Mohon tunggu...
Zida Sinata Milati
Zida Sinata Milati Mohon Tunggu... Freelancer - Freelancer, Content Creator, Writer

Seorang freelancer yang menyenangi dunia content creator dan kepenulisan

Selanjutnya

Tutup

Trip Pilihan

Solo Backpacker, Menjelajah 5 Stasiun dalam Sehari Semalam, Oleh-oleh Kaki Bengkak?!

1 Maret 2024   11:22 Diperbarui: 1 Maret 2024   11:26 256
+
Laporkan Konten
Laporkan Akun
Kompasiana adalah platform blog. Konten ini menjadi tanggung jawab bloger dan tidak mewakili pandangan redaksi Kompas.
Lihat foto
Salah satu potret di Stasiun Surabaya Pasar Turi | Dokumen Pribadi

Acara mendadak yang mengharuskan saya pergi ke Kota Malang sendirian, padahal sudah lama sejak Juni 2023, saya tidak melakukan perjalanan dengan menggunakan moda transportasi kereta api, apalagi sebelumnya saya juga belum pernah ke Malang sendirian, tapi saya pikir, kemana perginya nyali? masih muda dan sehat tunggu apalagi.

Beli tiketpun juga mendadak, tanpa pikir panjang langsung scroll KAI Access dan menemukan jadwal yang cocok, langsung beli KA Matarmaja yang berangkat dari Stasiun Ngawi pukul 21.31 dan tiba di Stasiun Malang Kota pada pukul 02.39 WIB. Harga tiket sebesar 160.000, sebenarnya ada opsi yang lebih murah, dengan rute berbeda, namun sekali lagi karena keadaan.

Berangkat dari rumah sekitar jam 16.30 sore, dianter paklik naik motor yang saat itu sekalian bareng beliau yang akan pulang ke Ponorogo. Sore itu, hujan tidak juga kunjung berhenti, keaadaan ini cukup menahan kami, antara berangkat atau tidak, akhirnya tetap sepakat untuk menerobos hujan dengan berbekal pelindung mantel seadanya yang melindungi baju agar tetap kering. 

Sudah hujan, ditambah paklik lupa jalan yang biasa ia lalui, kemudian saya ngide menyalakan maps dan betul saja, sesuai dugaan kami, diarahkan ke rute hutan jati-jagung dengan jalan jelek yang curam, hingga sekitar setengah jam kami berputar-putar. Akhirnya kami memutuskan untuk pergi ke rumah warga dan bertanya, doa kami terkabul, kami berhasil keluar dari hutan.

Kami meneruskan perjalanan hingga tiba di Ngawi pukul 20.00. Setelah tahu lokasi stasiun sebelah mana, dan masing-masing berganti baju karena basah akibat hujan serta sholat jama' qoshor di mushola terdekat.  Kemudian paklik mengajak saya untuk makan di warung nasi goreng.

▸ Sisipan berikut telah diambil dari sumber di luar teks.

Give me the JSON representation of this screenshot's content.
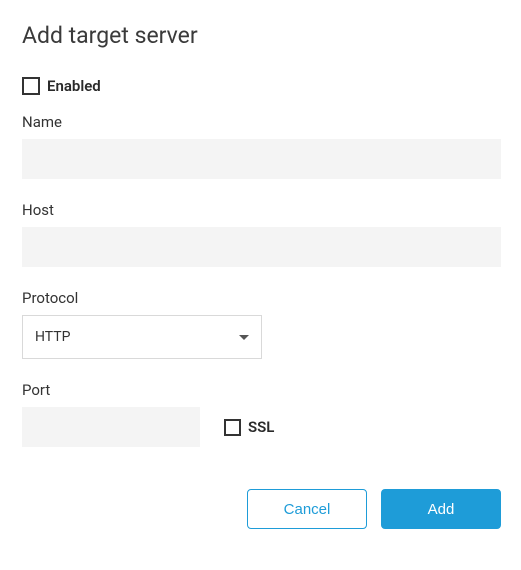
{
  "dialog": {
    "title": "Add target server"
  },
  "enabled": {
    "label": "Enabled",
    "checked": false
  },
  "fields": {
    "name": {
      "label": "Name",
      "value": ""
    },
    "host": {
      "label": "Host",
      "value": ""
    },
    "protocol": {
      "label": "Protocol",
      "value": "HTTP"
    },
    "port": {
      "label": "Port",
      "value": ""
    },
    "ssl": {
      "label": "SSL",
      "checked": false
    }
  },
  "buttons": {
    "cancel": "Cancel",
    "add": "Add"
  }
}
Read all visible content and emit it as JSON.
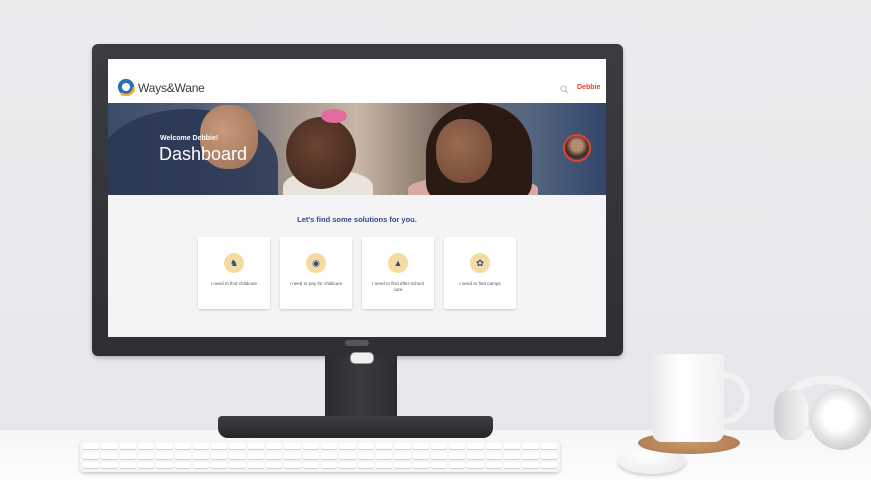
{
  "site": {
    "brand": "Ways&Wane",
    "user_name": "Debbie",
    "hero": {
      "welcome": "Welcome Debbie!",
      "title": "Dashboard"
    },
    "heading": "Let's find some solutions for you.",
    "cards": [
      {
        "label": "I need to find childcare",
        "icon": "stroller-icon"
      },
      {
        "label": "I need to pay for childcare",
        "icon": "payment-icon"
      },
      {
        "label": "I need to find after-school care",
        "icon": "school-bus-icon"
      },
      {
        "label": "I need to find camps",
        "icon": "kids-play-icon"
      }
    ]
  },
  "colors": {
    "brand_accent": "#e2432f",
    "heading_blue": "#2d4b8a",
    "icon_bg": "#f5dba1"
  }
}
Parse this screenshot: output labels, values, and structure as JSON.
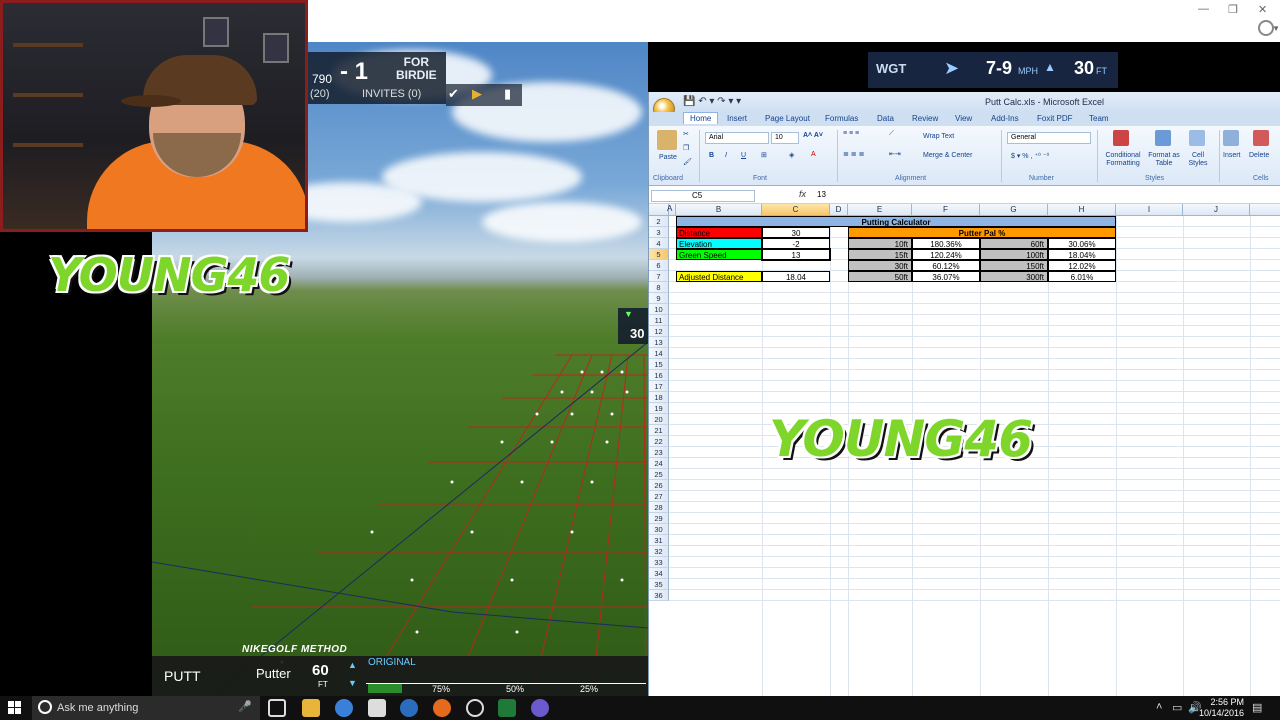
{
  "window": {
    "minimize": "—",
    "restore": "❐",
    "close": "✕"
  },
  "game": {
    "score_partial": "790",
    "score_delta": "- 1",
    "for_label": "FOR",
    "birdie_label": "BIRDIE",
    "strokes": "(20)",
    "invites": "INVITES (0)",
    "wind_brand": "WGT",
    "wind_speed": "7-9",
    "wind_unit": "MPH",
    "distance": "30",
    "distance_unit": "FT",
    "side_marker_value": "30",
    "shot_type": "PUTT",
    "club": "Putter",
    "club_distance": "60",
    "club_distance_unit": "FT",
    "mode": "ORIGINAL",
    "power_marks": [
      "75%",
      "50%",
      "25%"
    ],
    "sponsor": "NIKEGOLF METHOD"
  },
  "overlay": {
    "logo_left": "YOUNG46",
    "logo_center": "YOUNG46"
  },
  "excel": {
    "caption": "Putt Calc.xls - Microsoft Excel",
    "tabs": [
      "Home",
      "Insert",
      "Page Layout",
      "Formulas",
      "Data",
      "Review",
      "View",
      "Add-Ins",
      "Foxit PDF",
      "Team"
    ],
    "ribbon": {
      "paste": "Paste",
      "clipboard": "Clipboard",
      "font_name": "Arial",
      "font_size": "10",
      "font": "Font",
      "wrap_text": "Wrap Text",
      "merge_center": "Merge & Center",
      "alignment": "Alignment",
      "number_format": "General",
      "number": "Number",
      "conditional_formatting": "Conditional Formatting",
      "format_as_table": "Format as Table",
      "cell_styles": "Cell Styles",
      "styles": "Styles",
      "insert": "Insert",
      "delete": "Delete",
      "cells": "Cells"
    },
    "name_box": "C5",
    "formula_value": "13",
    "columns": [
      "A",
      "B",
      "C",
      "D",
      "E",
      "F",
      "G",
      "H",
      "I",
      "J"
    ],
    "rows": [
      "2",
      "3",
      "4",
      "5",
      "6",
      "7",
      "8",
      "9",
      "10",
      "11",
      "12",
      "13",
      "14",
      "15",
      "16",
      "17",
      "18",
      "19",
      "20",
      "21",
      "22",
      "23",
      "24",
      "25",
      "26",
      "27",
      "28",
      "29",
      "30",
      "31",
      "32",
      "33",
      "34",
      "35",
      "36"
    ],
    "calc": {
      "title": "Putting Calculator",
      "distance_label": "Distance",
      "distance_value": "30",
      "elevation_label": "Elevation",
      "elevation_value": "-2",
      "green_speed_label": "Green Speed",
      "green_speed_value": "13",
      "adjusted_label": "Adjusted Distance",
      "adjusted_value": "18.04",
      "putter_pal_title": "Putter Pal %",
      "pal_rows": [
        {
          "e": "10ft",
          "f": "180.36%",
          "g": "60ft",
          "h": "30.06%"
        },
        {
          "e": "15ft",
          "f": "120.24%",
          "g": "100ft",
          "h": "18.04%"
        },
        {
          "e": "30ft",
          "f": "60.12%",
          "g": "150ft",
          "h": "12.02%"
        },
        {
          "e": "50ft",
          "f": "36.07%",
          "g": "300ft",
          "h": "6.01%"
        }
      ]
    },
    "colors": {
      "title_fill": "#8db4e2",
      "distance_fill": "#ff0000",
      "elevation_fill": "#00ffff",
      "green_fill": "#00ff00",
      "adjusted_fill": "#ffff00",
      "pal_fill": "#ff9900",
      "grey_fill": "#c0c0c0"
    }
  },
  "taskbar": {
    "search_placeholder": "Ask me anything",
    "time": "2:56 PM",
    "date": "10/14/2016"
  }
}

Porsi nasi goreng jumbo yang masih panas dan ditambah segelas teh hangat pelepas dahaga dan lapar, cocok sekali untuk malam gerimis waktu itu.

Jam sudah menunjukkan pukul 20.30, paklik akhirnya mengantarku ke stasiun Ngawi dan langsung berpamitan untuk meneruskan perjalanannya ke Ponorogo. Saya menunggu sejenak di ruang tunggu stasiun, dan akhirnya diperbolehkan untuk boarding.

Masuk ke dalam gerbong kereta, mencari nomor yang sesuai dengan yang saya punya, dengan harapan memiliki teman sebangku sesama perempuan, karena saya sudah sangat mengantuk dan lelah, takut bersandar pada bahu yang bukan muhrim. Wkwkwk.

Tapi sepertinya saya belum mujur, tempat duduk saya berada berada di tengah, kedua teman sebangku adalah laki-laki muda, sekitar usia 20-25 tahun, bangku yang tepat berhadapan dengan saya juga terisi oleh 2 bapak-bapak paruh baya, sepertinya mereka rekan.

Jadi bisa dibayangkan saya adalah perempuan sendiri dalam majelis tersebut.  Lima menit pertama, saya masih melek dengan men-scroll beberapa sosial media, dan ada basa-basi singkat dengan bapak-bapak paruh baya di hadapan saya.  

15 menit selanjutnya yang saya ingat adalah saya tidak bisa mengendalikan kesimbangan tubuh, saya terus-terusan mengantuk, sepertinya tubuh saya beberapa kali menyenggol dua orang disamping saya. Semoga mereka mengerti bahwa saya memang dalam keadaan lelah.

Beberapa kali juga saya terbangun dan membenahi posisi duduk, dan saya mencoba memeluk tas ransel di dekap saya, tidur lagi. Tak lama kemudian, saya dibangunkan oleh mas-mas samping kiri saya dan menyuruh saya untuk pindah agar bisa bersandar di dinding gerbong, saya pun mengiyakan dengan mengangguk, sambil setengah sadar, saya pindah namun setelah itu tidur lagi. Bangku depan kosong karena kedua bapak tadi sudah turun terlebih dahulu.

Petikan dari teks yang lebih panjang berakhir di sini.